There’s also evidence that the prevalence of green claims is increasing. A 2014 study by the European Commission found that 76 per cent of non-food products carried an environmental claim, either implicitly or explicitly. According to a report by UK consumer research agency Mintel, 46 per cent of beauty and hygiene products carried environmental or ethical claims in 2019, up from 27 per cent in 2015. Another study by Australia’s Consumer Policy Research Centre (CPRC) found that a consumer in Australia might see 122 green claims within a 24-hour period. Less than a third had any verification or detail to allow someone to assess their accuracy.
The boom in green claims reflects growing consumer attention: In one recent survey, 68 per cent of Americans said they would choose a more environmentally friendly product even if it cost more. That enthusiasm presents a big opportunity for advertisers, and a big challenge for regulators – who don’t always have mechanisms in place to push back on incomplete claims.
Australia, for example, prohibits companies from misleading or deceiving consumers, and from engaging in “unconscionable conduct.” But Ms Erin Turner, chief executive officer at the CPRC, says many advertising claims don’t meet that high a bar – they’re more likely to be vague, or minimally justified, than actively deceptive. One company, for instance, claimed “Our freezers are greener” in an ad, begging the question: Greener than what?
“My sense is that the Australian regulators are looking to use their powers to the limit on greenwashing,” Ms Turner says. “But the powers [that] regulators have aren’t fully going to deal with the problem.” Ms Turner describes greenwashing as an unfair trade practice that does repeated low-level harm to a wide population of customers, something local laws aren’t currently equipped to tackle.
In Hong Kong, some of the most successful greenwashing regulation has focused on energy-efficiency claims.

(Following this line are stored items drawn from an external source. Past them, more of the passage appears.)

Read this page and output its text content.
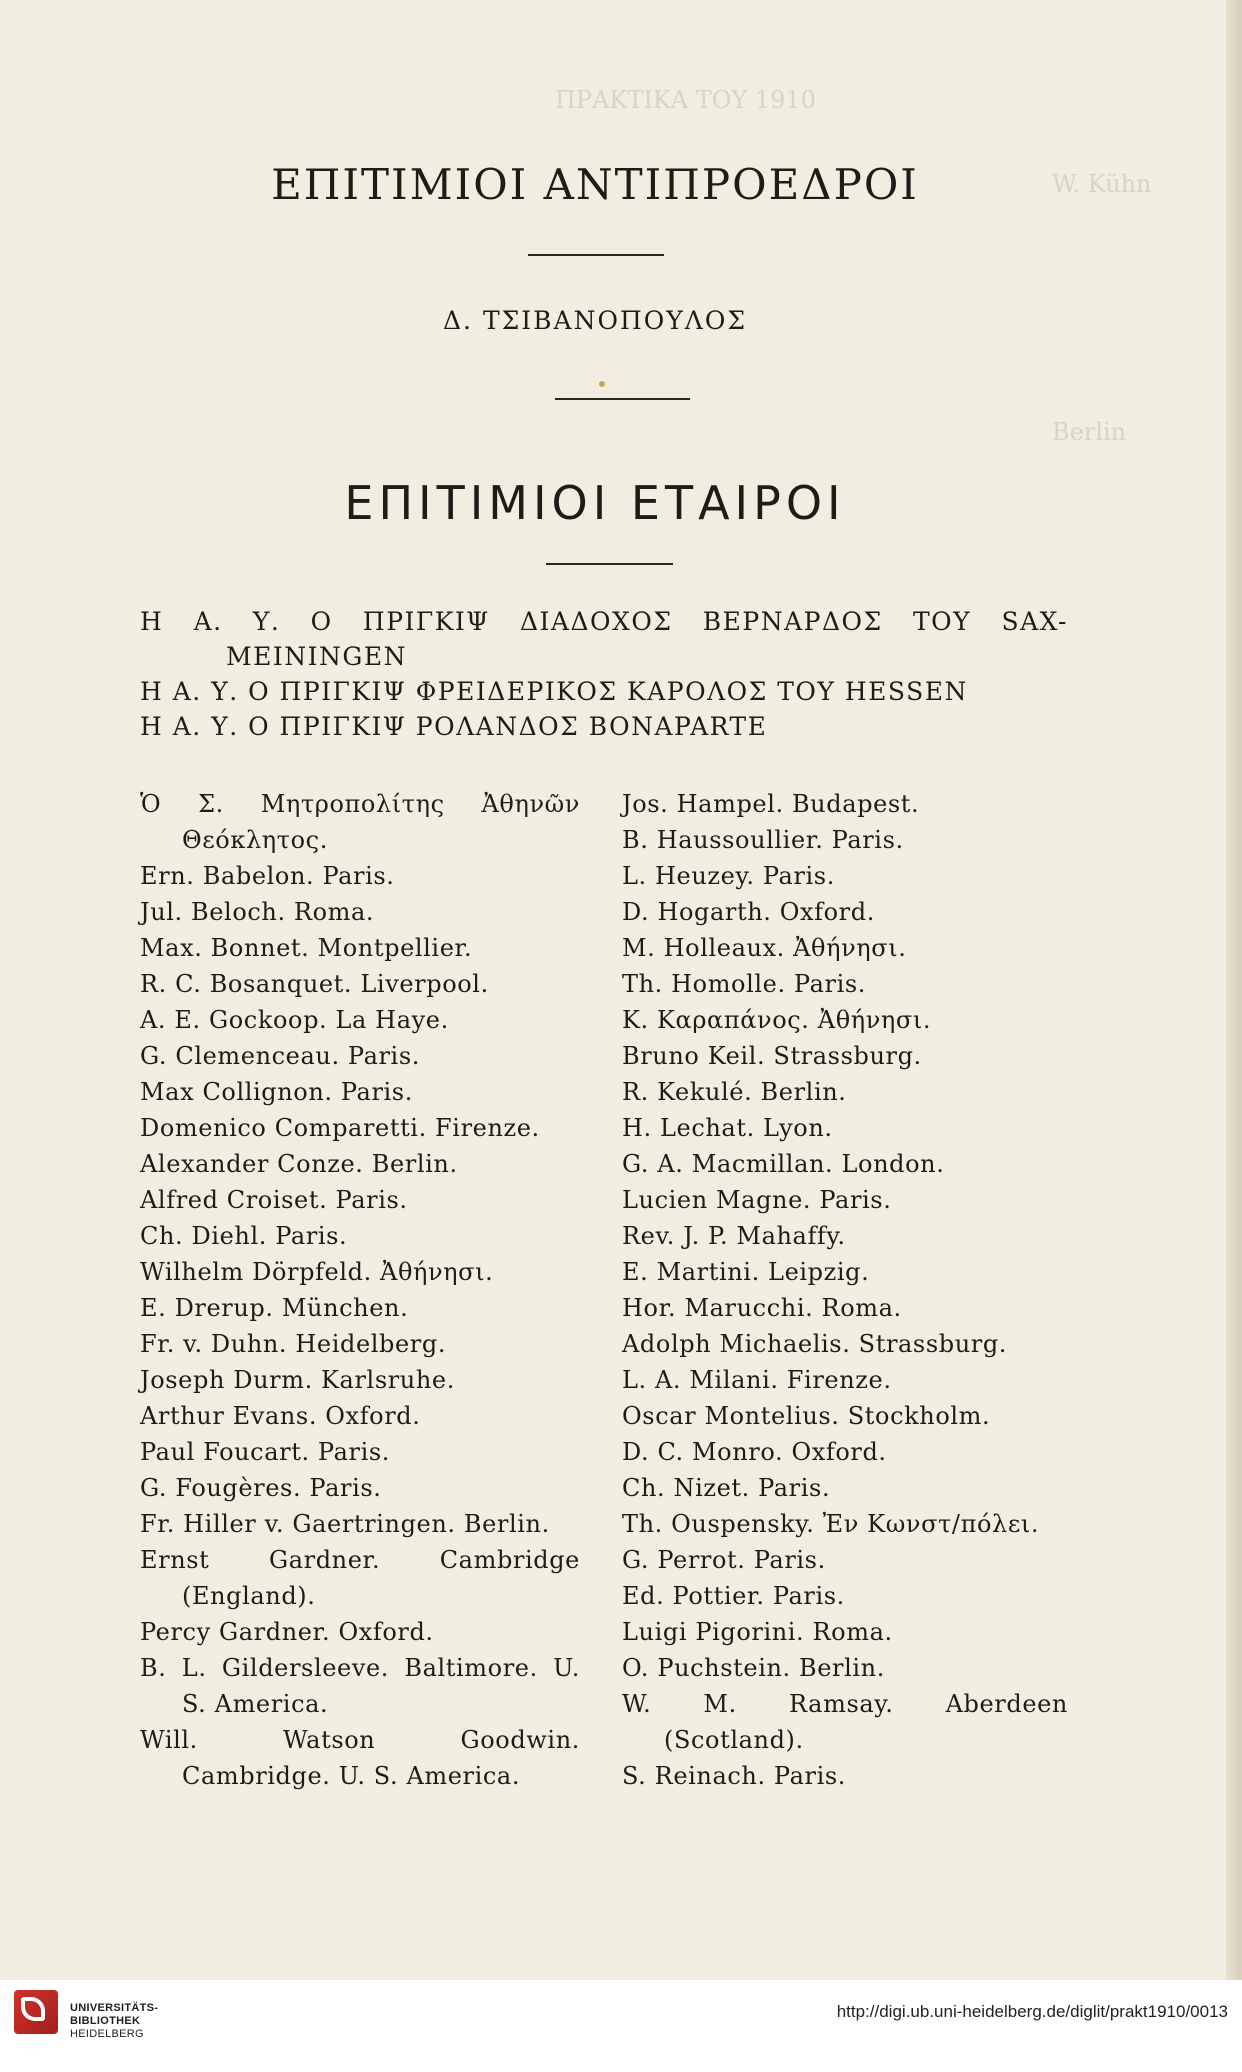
ΠΡΑΚΤΙΚΑ ΤΟΥ 1910
W. Kühn
Berlin
ΕΠΙΤΙΜΙΟΙ ΑΝΤΙΠΡΟΕΔΡΟΙ
Δ. ΤΣΙΒΑΝΟΠΟΥΛΟΣ
ΕΠΙΤΙΜΙΟΙ ΕΤΑΙΡΟΙ
Η Α. Υ. Ο ΠΡΙΓΚΙΨ ΔΙΑΔΟΧΟΣ ΒΕΡΝΑΡΔΟΣ ΤΟΥ SAX-MEININGEN
Η Α. Υ. Ο ΠΡΙΓΚΙΨ ΦΡΕΙΔΕΡΙΚΟΣ ΚΑΡΟΛΟΣ ΤΟΥ HESSEN
Η Α. Υ. Ο ΠΡΙΓΚΙΨ ΡΟΛΑΝΔΟΣ BONAPARTE
Ὁ Σ. Μητροπολίτης Ἀθηνῶν Θεόκλητος.
Ern. Babelon. Paris.
Jul. Beloch. Roma.
Max. Bonnet. Montpellier.
R. C. Bosanquet. Liverpool.
A. E. Gockoop. La Haye.
G. Clemenceau. Paris.
Max Collignon. Paris.
Domenico Comparetti. Firenze.
Alexander Conze. Berlin.
Alfred Croiset. Paris.
Ch. Diehl. Paris.
Wilhelm Dörpfeld. Ἀθήνησι.
E. Drerup. München.
Fr. v. Duhn. Heidelberg.
Joseph Durm. Karlsruhe.
Arthur Evans. Oxford.
Paul Foucart. Paris.
G. Fougères. Paris.
Fr. Hiller v. Gaertringen. Berlin.
Ernst Gardner. Cambridge (England).
Percy Gardner. Oxford.
B. L. Gildersleeve. Baltimore. U. S. America.
Will. Watson Goodwin. Cambridge. U. S. America.
Jos. Hampel. Budapest.
B. Haussoullier. Paris.
L. Heuzey. Paris.
D. Hogarth. Oxford.
M. Holleaux. Ἀθήνησι.
Th. Homolle. Paris.
K. Καραπάνος. Ἀθήνησι.
Bruno Keil. Strassburg.
R. Kekulé. Berlin.
H. Lechat. Lyon.
G. A. Macmillan. London.
Lucien Magne. Paris.
Rev. J. P. Mahaffy.
E. Martini. Leipzig.
Hor. Marucchi. Roma.
Adolph Michaelis. Strassburg.
L. A. Milani. Firenze.
Oscar Montelius. Stockholm.
D. C. Monro. Oxford.
Ch. Nizet. Paris.
Th. Ouspensky. Ἐν Κωνστ/πόλει.
G. Perrot. Paris.
Ed. Pottier. Paris.
Luigi Pigorini. Roma.
O. Puchstein. Berlin.
W. M. Ramsay. Aberdeen (Scotland).
S. Reinach. Paris.
UNIVERSITÄTS-
BIBLIOTHEK
HEIDELBERG
http://digi.ub.uni-heidelberg.de/diglit/prakt1910/0013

After the Hong Kong Consumer Council (HKCC) conducted tests that found certain dehumidifiers were less efficient than claimed when used with Hepa filters, the dehumidifiers were recalled by the government. In the US, successful FTC cases have likewise focused on the materials and properties of products – think rayon labelled as bamboo, or paint marketed as “emissions-free.”
“When we look overseas, there are a number of things we can learn,” says HKCC Chief Executive Officer Gilly Wong, citing the FTC’s Green Guides in the US and the CMA’s Green Claims Code in the UK. “The pace has to be in sync and can’t be slowed down and even has to be accelerated, to attack all of these kinds of claims.”
While regulation is the order of the day in Europe, in the US some green claims are scrutinised through legal action. In June, Oregon’s Multnomah County sued a handful of oil companies over a 2021 heat dome it described as a “direct and foreseeable consequence” of the companies’ decision to publicly downplay fossil fuel pollution. Oil majors have called the suit unproductive.